Science >> Wetenschap >  >> Chemie

Hoe beschrijf je deeltjes in een oplossing?

Er zijn een paar manieren om deeltjes in een oplossing te beschrijven, afhankelijk van de context en het type oplossing:

Algemene voorwaarden:

* SOLUTE: De stof die oplost in het oplosmiddel.

* oplosmiddel: De substantie die de opgeloste stof oplost.

* opgeloste deeltjes: De individuele moleculen of ionen van de opgeloste stof verspreidden zich door het oplosmiddel.

* Gedispergeerde fase: De deeltjes van de opgeloste stof, ongeacht hun grootte of vorm.

* dispersiemedium: Het oplosmiddel, dat de verspreide fase omringt.

Gebaseerd op deeltjesgrootte:

* echte oplossing: De opgeloste deeltjes zijn individuele moleculen of ionen, meestal minder dan 1 nanometer in grootte. Deze oplossingen zijn transparant en homogeen. Voorbeelden:suiker opgelost in water, zout opgelost in water.

* colloïde: De opgeloste deeltjes zijn groter dan moleculen, variërend van 1 nanometer tot 1 micrometer groot. Ze zijn meestal gelijkmatig verspreid over het oplosmiddel en genoegen nemen met niet. Voorbeelden:melk, mist, verf.

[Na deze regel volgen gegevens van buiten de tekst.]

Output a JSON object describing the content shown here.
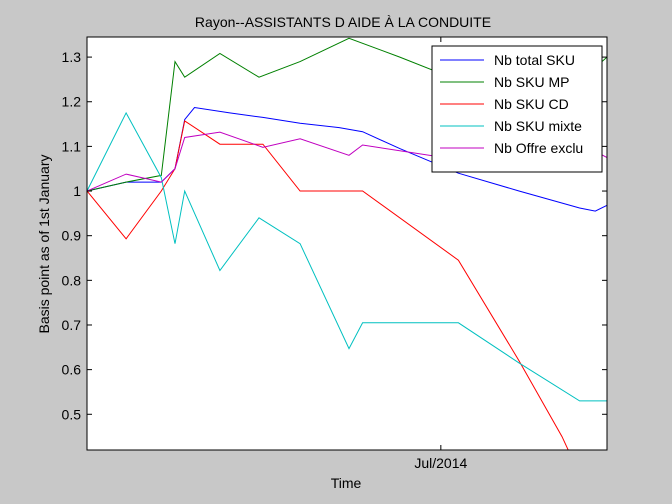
{
  "chart_data": {
    "type": "line",
    "title": "Rayon--ASSISTANTS D AIDE À LA CONDUITE",
    "xlabel": "Time",
    "ylabel": "Basis point as of 1st January",
    "x_unit": "date",
    "xlim": [
      "2014-01-01",
      "2014-09-24"
    ],
    "ylim": [
      0.42,
      1.345
    ],
    "yticks": [
      0.5,
      0.6,
      0.7,
      0.8,
      0.9,
      1,
      1.1,
      1.2,
      1.3
    ],
    "ytick_labels": [
      "0.5",
      "0.6",
      "0.7",
      "0.8",
      "0.9",
      "1",
      "1.1",
      "1.2",
      "1.3"
    ],
    "xticks": [
      "2014-07-01"
    ],
    "xtick_labels": [
      "Jul/2014"
    ],
    "grid": false,
    "legend_position": "top-right",
    "colors": {
      "figure_background": "#c8c8c8",
      "axes_background": "#ffffff",
      "legend_border": "#000000"
    },
    "series": [
      {
        "name": "Nb total SKU",
        "color": "#0000ff",
        "points": [
          [
            "2014-01-01",
            1.0
          ],
          [
            "2014-01-21",
            1.02
          ],
          [
            "2014-02-08",
            1.02
          ],
          [
            "2014-02-15",
            1.05
          ],
          [
            "2014-02-20",
            1.16
          ],
          [
            "2014-02-25",
            1.187
          ],
          [
            "2014-03-15",
            1.175
          ],
          [
            "2014-04-01",
            1.165
          ],
          [
            "2014-04-20",
            1.152
          ],
          [
            "2014-05-10",
            1.142
          ],
          [
            "2014-05-22",
            1.133
          ],
          [
            "2014-06-10",
            1.095
          ],
          [
            "2014-07-10",
            1.04
          ],
          [
            "2014-08-10",
            1.0
          ],
          [
            "2014-09-10",
            0.962
          ],
          [
            "2014-09-18",
            0.955
          ],
          [
            "2014-09-24",
            0.968
          ]
        ]
      },
      {
        "name": "Nb SKU MP",
        "color": "#008000",
        "points": [
          [
            "2014-01-01",
            1.0
          ],
          [
            "2014-01-21",
            1.02
          ],
          [
            "2014-02-08",
            1.035
          ],
          [
            "2014-02-15",
            1.29
          ],
          [
            "2014-02-20",
            1.255
          ],
          [
            "2014-03-10",
            1.308
          ],
          [
            "2014-03-30",
            1.255
          ],
          [
            "2014-04-20",
            1.29
          ],
          [
            "2014-05-15",
            1.342
          ],
          [
            "2014-06-10",
            1.3
          ],
          [
            "2014-07-10",
            1.248
          ],
          [
            "2014-08-10",
            1.2
          ],
          [
            "2014-09-10",
            1.245
          ],
          [
            "2014-09-24",
            1.3
          ]
        ]
      },
      {
        "name": "Nb SKU CD",
        "color": "#ff0000",
        "points": [
          [
            "2014-01-01",
            1.0
          ],
          [
            "2014-01-21",
            0.893
          ],
          [
            "2014-02-08",
            1.0
          ],
          [
            "2014-02-15",
            1.05
          ],
          [
            "2014-02-20",
            1.157
          ],
          [
            "2014-03-10",
            1.105
          ],
          [
            "2014-04-01",
            1.105
          ],
          [
            "2014-04-20",
            1.0
          ],
          [
            "2014-05-22",
            1.0
          ],
          [
            "2014-07-10",
            0.845
          ],
          [
            "2014-08-10",
            0.62
          ],
          [
            "2014-09-01",
            0.45
          ],
          [
            "2014-09-10",
            0.365
          ]
        ]
      },
      {
        "name": "Nb SKU mixte",
        "color": "#00c0c0",
        "points": [
          [
            "2014-01-01",
            1.0
          ],
          [
            "2014-01-21",
            1.175
          ],
          [
            "2014-02-08",
            1.03
          ],
          [
            "2014-02-15",
            0.882
          ],
          [
            "2014-02-20",
            1.0
          ],
          [
            "2014-03-10",
            0.822
          ],
          [
            "2014-03-30",
            0.94
          ],
          [
            "2014-04-20",
            0.882
          ],
          [
            "2014-05-15",
            0.647
          ],
          [
            "2014-05-22",
            0.705
          ],
          [
            "2014-07-10",
            0.705
          ],
          [
            "2014-08-10",
            0.615
          ],
          [
            "2014-09-10",
            0.53
          ],
          [
            "2014-09-24",
            0.53
          ]
        ]
      },
      {
        "name": "Nb Offre exclu",
        "color": "#c000c0",
        "points": [
          [
            "2014-01-01",
            1.0
          ],
          [
            "2014-01-21",
            1.038
          ],
          [
            "2014-02-08",
            1.02
          ],
          [
            "2014-02-15",
            1.05
          ],
          [
            "2014-02-20",
            1.12
          ],
          [
            "2014-03-10",
            1.132
          ],
          [
            "2014-04-01",
            1.098
          ],
          [
            "2014-04-20",
            1.117
          ],
          [
            "2014-05-15",
            1.08
          ],
          [
            "2014-05-22",
            1.103
          ],
          [
            "2014-07-10",
            1.07
          ],
          [
            "2014-08-10",
            1.08
          ],
          [
            "2014-09-10",
            1.108
          ],
          [
            "2014-09-24",
            1.075
          ]
        ]
      }
    ]
  }
}
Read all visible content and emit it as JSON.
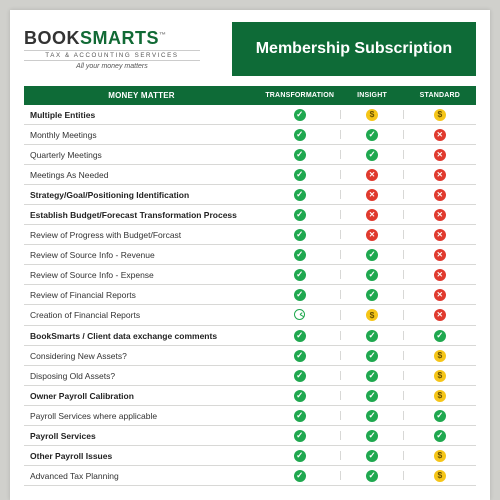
{
  "brand": {
    "name_part1": "B",
    "name_part2": "OOK",
    "name_part3": "SMARTS",
    "tm": "™",
    "subline": "TAX & ACCOUNTING SERVICES",
    "tagline": "All your money matters"
  },
  "title": "Membership Subscription",
  "columns": {
    "matter": "MONEY MATTER",
    "t": "TRANSFORMATION",
    "i": "INSIGHT",
    "s": "STANDARD"
  },
  "colors": {
    "brand_green": "#0e6b37",
    "check_green": "#1fa84f",
    "cross_red": "#e03a2e",
    "dollar_yellow": "#f5c518",
    "row_border": "#d8d8d6",
    "page_bg": "#ffffff",
    "body_bg": "#d0d0cc"
  },
  "icons": {
    "check": "check",
    "cross": "cross",
    "dollar": "dollar",
    "clock": "clock"
  },
  "rows": [
    {
      "name": "Multiple Entities",
      "bold": true,
      "t": "check",
      "i": "dollar",
      "s": "dollar"
    },
    {
      "name": "Monthly Meetings",
      "bold": false,
      "t": "check",
      "i": "check",
      "s": "cross"
    },
    {
      "name": "Quarterly Meetings",
      "bold": false,
      "t": "check",
      "i": "check",
      "s": "cross"
    },
    {
      "name": "Meetings As Needed",
      "bold": false,
      "t": "check",
      "i": "cross",
      "s": "cross"
    },
    {
      "name": "Strategy/Goal/Positioning Identification",
      "bold": true,
      "t": "check",
      "i": "cross",
      "s": "cross"
    },
    {
      "name": "Establish Budget/Forecast Transformation Process",
      "bold": true,
      "t": "check",
      "i": "cross",
      "s": "cross"
    },
    {
      "name": "Review of Progress with Budget/Forcast",
      "bold": false,
      "t": "check",
      "i": "cross",
      "s": "cross"
    },
    {
      "name": "Review of Source Info - Revenue",
      "bold": false,
      "t": "check",
      "i": "check",
      "s": "cross"
    },
    {
      "name": "Review of Source Info - Expense",
      "bold": false,
      "t": "check",
      "i": "check",
      "s": "cross"
    },
    {
      "name": "Review of Financial Reports",
      "bold": false,
      "t": "check",
      "i": "check",
      "s": "cross"
    },
    {
      "name": "Creation of Financial Reports",
      "bold": false,
      "t": "clock",
      "i": "dollar",
      "s": "cross"
    },
    {
      "name": "BookSmarts / Client data exchange comments",
      "bold": true,
      "t": "check",
      "i": "check",
      "s": "check"
    },
    {
      "name": "Considering New Assets?",
      "bold": false,
      "t": "check",
      "i": "check",
      "s": "dollar"
    },
    {
      "name": "Disposing Old Assets?",
      "bold": false,
      "t": "check",
      "i": "check",
      "s": "dollar"
    },
    {
      "name": "Owner Payroll Calibration",
      "bold": true,
      "t": "check",
      "i": "check",
      "s": "dollar"
    },
    {
      "name": "Payroll Services where applicable",
      "bold": false,
      "t": "check",
      "i": "check",
      "s": "check"
    },
    {
      "name": "Payroll Services",
      "bold": true,
      "t": "check",
      "i": "check",
      "s": "check"
    },
    {
      "name": "Other Payroll Issues",
      "bold": true,
      "t": "check",
      "i": "check",
      "s": "dollar"
    },
    {
      "name": "Advanced Tax Planning",
      "bold": false,
      "t": "check",
      "i": "check",
      "s": "dollar"
    }
  ]
}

* Suspensie: De opgeloste deeltjes zijn veel groter dan in een colloïde, vaak meer dan 1 micrometer. Ze zijn te zien met het blote oog en zullen zich na verloop van tijd vestigen. Voorbeelden:zand in water, modderig water.

Gebaseerd op deeltjesinteractie:

* ionische oplossing: De opgeloste deeltjes zijn ionen, die een positieve of negatieve lading dragen. Deze oplossingen zijn elektrisch geleidend. Voorbeelden:zout water, zoutzuur.

* Niet-ionische oplossing: De opgeloste deeltjes zijn moleculen die niet dissociëren in ionen. Deze oplossingen zijn niet elektrisch geleidend. Voorbeelden:suiker in water, ethanol in water.

Specifiek voor een oplossingstype:

* Elektrolytoplossing: Een oplossing die ionen bevat en daarom elektrisch geleidend is.

* Non -Elektrolyt -oplossing: Een oplossing die geen ionen bevat en niet elektrisch geleidend is.

* Verzadigde oplossing: Een oplossing die de maximale hoeveelheid opgeloste stof bevat die bij een bepaalde temperatuur kan oplossen.

* onverzadigde oplossing: Een oplossing die minder opgeloste stof bevat dan de maximale hoeveelheid die bij een bepaalde temperatuur kan oplossen.

Beschrijvende termen gebruiken:

* uniform verspreid: De opgeloste deeltjes worden gelijkmatig verdeeld over het oplosmiddel.

* Homogeen: De oplossing heeft overal een uniforme samenstelling en uiterlijk.

* transparant: Licht kan door de oplossing gaan zonder te verstrooien.

De beste manier om deeltjes in een oplossing te beschrijven, hangt af van de specifieke kenmerken van de oplossing en wat u wilt benadrukken. U kunt een combinatie van deze termen gebruiken om een ​​uitgebreide beschrijving te geven.